NUSA DUA: A forum of mainly Asian countries agreed on Wednesday on new contingency measures to better respond to refugee crises, and vowed to review the region’s much-criticised handling of a major migrant influx last year.
The announcement at a conference on Indonesia’s Bali island on people smuggling and illegal migration was welcomed by the UN refugee agency, which declared it the first agreement of its kind in the 14-year history of the regional forum.
Australian Foreign Minister Julie Bishop — who co-chaired the meeting of the forum, which has 45 member states — said regional officials could now convene emergency meetings and fast-track an “agile and timely” response in the event of an unfolding migrant crisis.
Officials also agreed to review the response to the Southeast Asian refugee emergency in May last year, when thousands of asylum seekers in rickety boats were stranded at sea in the biggest regional migrant crisis since the end of the Vietnam War.

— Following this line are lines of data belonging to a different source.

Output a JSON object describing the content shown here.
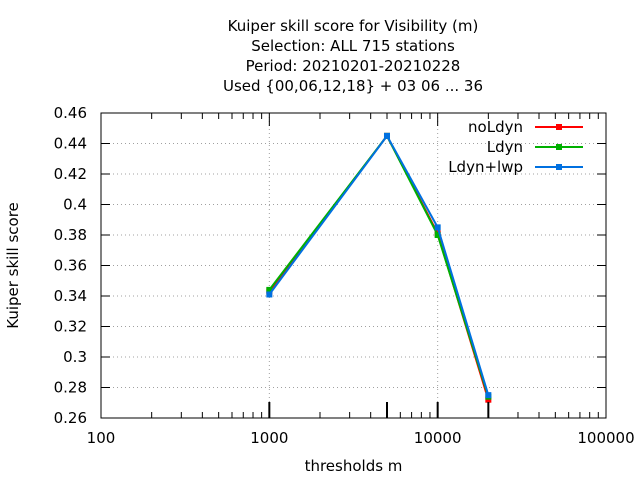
{
  "chart_data": {
    "type": "line",
    "title_lines": [
      "Kuiper skill score  for Visibility (m)",
      "Selection: ALL     715 stations",
      "Period: 20210201-20210228",
      "Used {00,06,12,18} + 03 06 ... 36"
    ],
    "xlabel": "thresholds m",
    "ylabel": "Kuiper skill score",
    "x_scale": "log",
    "xlim": [
      100,
      100000
    ],
    "ylim": [
      0.26,
      0.46
    ],
    "x_ticks": [
      100,
      1000,
      10000,
      100000
    ],
    "x_tick_labels": [
      "100",
      "1000",
      "10000",
      "100000"
    ],
    "y_ticks": [
      0.26,
      0.28,
      0.3,
      0.32,
      0.34,
      0.36,
      0.38,
      0.4,
      0.42,
      0.44,
      0.46
    ],
    "y_tick_labels": [
      "0.26",
      "0.28",
      "0.3",
      "0.32",
      "0.34",
      "0.36",
      "0.38",
      "0.4",
      "0.42",
      "0.44",
      "0.46"
    ],
    "grid": true,
    "legend_position": "top-right",
    "x": [
      1000,
      5000,
      10000,
      20000
    ],
    "series": [
      {
        "name": "noLdyn",
        "color": "#ff0000",
        "values": [
          0.343,
          0.445,
          0.381,
          0.272
        ]
      },
      {
        "name": "Ldyn",
        "color": "#00b000",
        "values": [
          0.344,
          0.445,
          0.38,
          0.274
        ]
      },
      {
        "name": "Ldyn+lwp",
        "color": "#0070e0",
        "values": [
          0.341,
          0.445,
          0.385,
          0.275
        ]
      }
    ]
  }
}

A Thai crackdown on the lucrative smuggling industry prompted traffickers to abandon their human cargo at sea, sparking a crisis that saw more than 3,500 Bangladeshi economic migrants and stateless Rohingya Muslims from Myanmar land in Malaysia and Indonesia.

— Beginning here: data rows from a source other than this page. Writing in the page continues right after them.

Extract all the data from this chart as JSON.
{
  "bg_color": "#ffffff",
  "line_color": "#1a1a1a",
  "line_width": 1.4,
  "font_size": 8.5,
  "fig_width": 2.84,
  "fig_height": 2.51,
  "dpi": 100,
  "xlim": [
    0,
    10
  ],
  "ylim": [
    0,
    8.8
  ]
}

Malaysia and Indonesia triggered international outrage by initially turning away boatloads of the desperate migrants, but eventually relented under heavy international pressure.
Bishop, who chaired the ministerial-level meeting alongside her Indonesian counterpart Retno Marsudi, said there were concerns that during the crisis, no mechanism existed to galvanise the region “in a timely fashion”.
“We believe that this will give us that opportunity to do so,” she said of the new arrangement.